Protecting witnesses may help prevent intimidation, but it doesn’t address the underlying causes of the stop-snitching mentality. Trying to change ingrained cultural attitudes is much more difficult than replacing door locks or paying hotel bills.

Minority communities in many inner-city neighborhoods have been hit hard by poverty, unemployment, dysfunctional schools, gun violence and the consequences of America’s drug war that have left a disproportionate number of black men in prison. Many youths look to the street for male role models and find them in gangs, according to numerous studies.

LOCALS TO THE RESCUE

Community groups and local residents have helped law enforcement bridge the gulf of distrust. Peaceaholics, a D.C.-based nonprofit organization, employs ex-offenders in its outreach programs to mediate beefs on the street before bloodshed spreads in tit-for-tat violence. Ronald “Moe” Moten, a D.C. native and Peaceaholics co-founder, spent four years in prison for drug dealing, part of a criminal culture that claimed the lives of his brother and several friends.

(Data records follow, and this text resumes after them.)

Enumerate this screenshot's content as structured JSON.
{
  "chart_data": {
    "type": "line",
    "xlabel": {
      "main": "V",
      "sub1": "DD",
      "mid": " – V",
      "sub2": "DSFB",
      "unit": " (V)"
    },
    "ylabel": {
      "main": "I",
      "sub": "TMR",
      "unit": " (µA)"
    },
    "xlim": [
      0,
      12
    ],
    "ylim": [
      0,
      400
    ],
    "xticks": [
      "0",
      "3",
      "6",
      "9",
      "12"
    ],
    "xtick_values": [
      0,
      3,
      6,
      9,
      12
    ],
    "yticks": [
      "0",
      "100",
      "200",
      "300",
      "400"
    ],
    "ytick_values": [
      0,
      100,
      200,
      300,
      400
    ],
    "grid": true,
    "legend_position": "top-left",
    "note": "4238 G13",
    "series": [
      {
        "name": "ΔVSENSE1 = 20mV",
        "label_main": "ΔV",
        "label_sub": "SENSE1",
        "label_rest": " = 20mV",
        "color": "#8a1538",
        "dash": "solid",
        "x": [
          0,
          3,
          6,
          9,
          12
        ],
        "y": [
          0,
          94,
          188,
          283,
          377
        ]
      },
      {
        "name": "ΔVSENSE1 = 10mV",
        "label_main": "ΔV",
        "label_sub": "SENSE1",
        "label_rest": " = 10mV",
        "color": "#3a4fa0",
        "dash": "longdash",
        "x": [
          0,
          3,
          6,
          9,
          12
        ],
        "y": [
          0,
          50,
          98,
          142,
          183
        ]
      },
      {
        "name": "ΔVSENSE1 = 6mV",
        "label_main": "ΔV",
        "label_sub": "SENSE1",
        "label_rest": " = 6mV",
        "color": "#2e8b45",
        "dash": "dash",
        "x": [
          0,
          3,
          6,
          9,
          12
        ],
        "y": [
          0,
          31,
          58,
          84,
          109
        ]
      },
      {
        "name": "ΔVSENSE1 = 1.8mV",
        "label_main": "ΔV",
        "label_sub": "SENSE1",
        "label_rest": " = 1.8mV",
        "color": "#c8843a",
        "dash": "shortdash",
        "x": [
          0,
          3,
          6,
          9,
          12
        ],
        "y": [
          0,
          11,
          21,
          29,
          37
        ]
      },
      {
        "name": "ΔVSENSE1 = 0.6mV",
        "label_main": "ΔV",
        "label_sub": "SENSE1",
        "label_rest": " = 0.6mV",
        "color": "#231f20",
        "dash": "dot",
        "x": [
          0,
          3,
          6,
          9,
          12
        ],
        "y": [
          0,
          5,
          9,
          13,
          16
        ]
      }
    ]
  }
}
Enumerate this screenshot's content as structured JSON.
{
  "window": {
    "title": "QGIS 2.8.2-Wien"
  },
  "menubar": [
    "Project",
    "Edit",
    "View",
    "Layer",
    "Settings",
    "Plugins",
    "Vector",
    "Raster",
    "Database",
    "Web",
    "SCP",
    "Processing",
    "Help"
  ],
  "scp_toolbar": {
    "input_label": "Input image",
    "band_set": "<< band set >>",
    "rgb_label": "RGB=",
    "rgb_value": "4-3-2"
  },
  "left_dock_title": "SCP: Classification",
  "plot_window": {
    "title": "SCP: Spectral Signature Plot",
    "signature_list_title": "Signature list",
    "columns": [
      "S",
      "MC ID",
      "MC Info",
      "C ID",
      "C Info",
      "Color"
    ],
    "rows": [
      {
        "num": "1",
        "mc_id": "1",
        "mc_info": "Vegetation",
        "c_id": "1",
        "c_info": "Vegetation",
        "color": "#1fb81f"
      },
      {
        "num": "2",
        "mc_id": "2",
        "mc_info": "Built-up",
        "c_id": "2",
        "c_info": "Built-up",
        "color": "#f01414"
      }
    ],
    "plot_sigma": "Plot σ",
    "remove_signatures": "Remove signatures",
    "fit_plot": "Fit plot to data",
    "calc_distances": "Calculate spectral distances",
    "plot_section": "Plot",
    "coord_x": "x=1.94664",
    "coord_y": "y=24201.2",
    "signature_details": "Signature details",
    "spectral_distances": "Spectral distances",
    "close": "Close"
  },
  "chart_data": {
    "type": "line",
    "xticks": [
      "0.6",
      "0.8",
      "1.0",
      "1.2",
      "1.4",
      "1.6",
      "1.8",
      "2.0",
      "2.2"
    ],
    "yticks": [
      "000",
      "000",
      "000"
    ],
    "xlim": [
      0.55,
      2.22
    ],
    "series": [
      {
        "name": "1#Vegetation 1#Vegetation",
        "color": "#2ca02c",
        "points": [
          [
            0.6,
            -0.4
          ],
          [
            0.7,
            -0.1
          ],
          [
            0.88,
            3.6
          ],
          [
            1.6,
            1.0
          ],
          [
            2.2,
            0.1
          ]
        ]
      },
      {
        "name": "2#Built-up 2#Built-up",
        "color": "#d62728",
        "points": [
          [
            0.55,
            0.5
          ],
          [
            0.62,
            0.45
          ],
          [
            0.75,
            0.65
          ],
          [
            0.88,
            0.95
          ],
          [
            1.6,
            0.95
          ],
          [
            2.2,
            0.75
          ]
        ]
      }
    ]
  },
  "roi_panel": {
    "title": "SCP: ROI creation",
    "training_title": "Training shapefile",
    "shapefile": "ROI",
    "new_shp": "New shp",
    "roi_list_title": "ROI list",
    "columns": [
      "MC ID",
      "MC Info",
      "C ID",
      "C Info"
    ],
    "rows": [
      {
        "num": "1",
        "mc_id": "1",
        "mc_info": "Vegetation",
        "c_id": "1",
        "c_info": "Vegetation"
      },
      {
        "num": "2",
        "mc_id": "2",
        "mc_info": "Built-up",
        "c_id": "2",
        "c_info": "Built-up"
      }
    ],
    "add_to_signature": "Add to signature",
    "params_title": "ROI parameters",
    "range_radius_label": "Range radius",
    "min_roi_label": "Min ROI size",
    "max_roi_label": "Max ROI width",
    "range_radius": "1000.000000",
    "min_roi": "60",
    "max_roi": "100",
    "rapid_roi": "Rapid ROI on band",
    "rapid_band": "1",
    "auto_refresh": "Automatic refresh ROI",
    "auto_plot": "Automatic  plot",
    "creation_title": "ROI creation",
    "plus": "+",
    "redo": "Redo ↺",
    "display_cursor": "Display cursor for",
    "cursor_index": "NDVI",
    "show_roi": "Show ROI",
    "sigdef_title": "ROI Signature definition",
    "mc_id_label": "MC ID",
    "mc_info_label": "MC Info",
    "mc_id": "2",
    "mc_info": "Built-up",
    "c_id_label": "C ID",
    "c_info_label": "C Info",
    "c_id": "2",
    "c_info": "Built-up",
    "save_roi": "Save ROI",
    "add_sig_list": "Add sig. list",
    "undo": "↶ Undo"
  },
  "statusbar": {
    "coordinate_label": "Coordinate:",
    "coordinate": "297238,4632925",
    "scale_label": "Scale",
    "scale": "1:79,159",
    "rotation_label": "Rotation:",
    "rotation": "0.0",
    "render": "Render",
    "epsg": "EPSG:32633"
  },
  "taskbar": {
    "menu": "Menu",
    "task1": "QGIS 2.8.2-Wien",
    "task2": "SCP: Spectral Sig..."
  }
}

The group is “totally against snitching,” but Moten says the term doesn’t apply to neighborhood residents, only to informants who often lie on the stand and accomplices who testify to keep themselves out of prison.

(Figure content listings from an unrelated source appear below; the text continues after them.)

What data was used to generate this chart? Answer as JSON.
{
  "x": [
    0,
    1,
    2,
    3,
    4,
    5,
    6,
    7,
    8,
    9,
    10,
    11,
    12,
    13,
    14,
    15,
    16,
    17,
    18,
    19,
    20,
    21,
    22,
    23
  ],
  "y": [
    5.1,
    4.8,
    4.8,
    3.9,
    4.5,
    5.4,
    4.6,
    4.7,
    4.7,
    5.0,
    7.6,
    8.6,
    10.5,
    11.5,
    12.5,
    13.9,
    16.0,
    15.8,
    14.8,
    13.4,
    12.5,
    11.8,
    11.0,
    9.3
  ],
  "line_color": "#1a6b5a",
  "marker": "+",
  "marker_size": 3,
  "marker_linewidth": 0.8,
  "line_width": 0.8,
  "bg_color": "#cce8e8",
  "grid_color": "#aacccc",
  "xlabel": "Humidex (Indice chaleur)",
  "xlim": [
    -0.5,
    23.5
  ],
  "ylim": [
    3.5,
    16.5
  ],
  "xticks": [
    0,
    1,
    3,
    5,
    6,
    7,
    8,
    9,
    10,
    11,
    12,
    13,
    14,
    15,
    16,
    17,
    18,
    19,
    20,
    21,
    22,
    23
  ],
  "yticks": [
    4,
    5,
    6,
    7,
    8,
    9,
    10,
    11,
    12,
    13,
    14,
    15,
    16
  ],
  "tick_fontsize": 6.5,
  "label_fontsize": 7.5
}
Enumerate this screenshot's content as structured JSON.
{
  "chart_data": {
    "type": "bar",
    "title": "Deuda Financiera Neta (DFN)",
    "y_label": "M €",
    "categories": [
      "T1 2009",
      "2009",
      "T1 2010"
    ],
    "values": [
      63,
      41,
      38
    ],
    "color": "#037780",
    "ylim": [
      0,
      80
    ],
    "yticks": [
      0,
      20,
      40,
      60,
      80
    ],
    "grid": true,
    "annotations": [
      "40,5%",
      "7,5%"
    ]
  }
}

“The street code doesn’t apply to the majority of the community,” he says. “They aren’t being snitches. They’re being good citizens. They are bamboozled into believing they are snitching and are betraying their community.”

Peaceaholics members have been wrongly accused of being “hot”—of being snitches themselves, Moten says. The group, which receives funding from federal grants, foundations and donations, has a mostly positive relationship with the U.S. attorney’s office. “We walk a fine line,” Moten says. “It’s kind of hard to deal with people in the street and with law enforcement.”

The stop-snitching attitude can be changed, but local schools must be improved and residents convinced that law enforcement is on their side, Moten says.

“The people are the government, but they just don’t know,” he says. “If you get one person who will talk, you can intimidate him. But if you have six people, you can’t intimidate everybody. Then snitching would be gone because you have too many people who will come forward.”